Quem já estava aposentado pelo teto da época, que era de 10 salários mínimos, hoje R$ 15 mil, não percebe mais do que R$ 4 mil.

As dificuldades ano a ano, com as perdas salariais, os levaram à pobreza. Já não conseguiam pagar o Imposto sobre a Propriedade de Veículos Automotores (IPVA) do velho carro, e muito menos o Imposto sobre a Propriedade Predial e Territorial Urbana (IPTU) da casa adquirida ao longo da vida laboral.

Foram forçados a se desfazerem dos bens que possuíam, passando a morar de aluguel em pequenas casas de periferia ou a se submeterem a aceitar abrigo em casas de parentes ou amigos.

Contudo, é do nosso conhecimento que se encontra dormindo na gaveta da presidência da Câmara o PL 4.434/2008 , sem que tenha sido colocado para discussão no plenário da Casa.
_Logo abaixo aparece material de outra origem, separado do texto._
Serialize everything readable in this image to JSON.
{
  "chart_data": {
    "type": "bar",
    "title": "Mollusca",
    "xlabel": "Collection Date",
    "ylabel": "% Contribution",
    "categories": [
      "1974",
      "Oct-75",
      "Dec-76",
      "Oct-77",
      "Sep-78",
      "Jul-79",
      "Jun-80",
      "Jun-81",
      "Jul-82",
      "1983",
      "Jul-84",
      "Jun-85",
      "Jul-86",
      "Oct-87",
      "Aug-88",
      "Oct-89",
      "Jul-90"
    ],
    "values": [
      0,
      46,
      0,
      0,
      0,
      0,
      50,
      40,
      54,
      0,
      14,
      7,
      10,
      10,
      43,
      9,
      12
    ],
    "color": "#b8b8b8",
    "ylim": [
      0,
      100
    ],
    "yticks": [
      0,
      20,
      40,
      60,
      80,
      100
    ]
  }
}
Note-se que esse Projeto de Lei já foi aprovado pelo Senado.

O Fator Previdenciário fere frontalmente os princípios dos direitos humanos, um verdadeiro massacre, e o Estado brasileiro, que deveria proteger seus idosos, com essa lei perversa acabou deixando-os na vala da miséria e, sem exageros, praticou um verdadeiro holocausto àqueles que trabalharam e contribuíram regiamente para os cofres da Previdência na esperança de terem uma velhice digna.

Porém, ao contrário, quem ainda sobrevive sofre a humilhação de morar de favor em casas de parentes ou instituições de caridade.

Suas excelências continuam fazendo cara de paisagem, agora com discursos inflamados por conta de mais um escândalo de desvios de dinheiro do INSS e dos seus miseráveis aposentados, mas sabem agir com rapidez quando o assunto é de interesse corporativo.

É bom saber que os aposentados atingidos pelo Fator Previdenciário chegam a 12 milhões e, apesar de idosos, ainda fazem questão de votar. A lei do retorno é infalível, senhores. Cumpram com seus deveres, sejam humanos e reparem esse mal que envergonha o nosso País: o desprezo pelos idosos.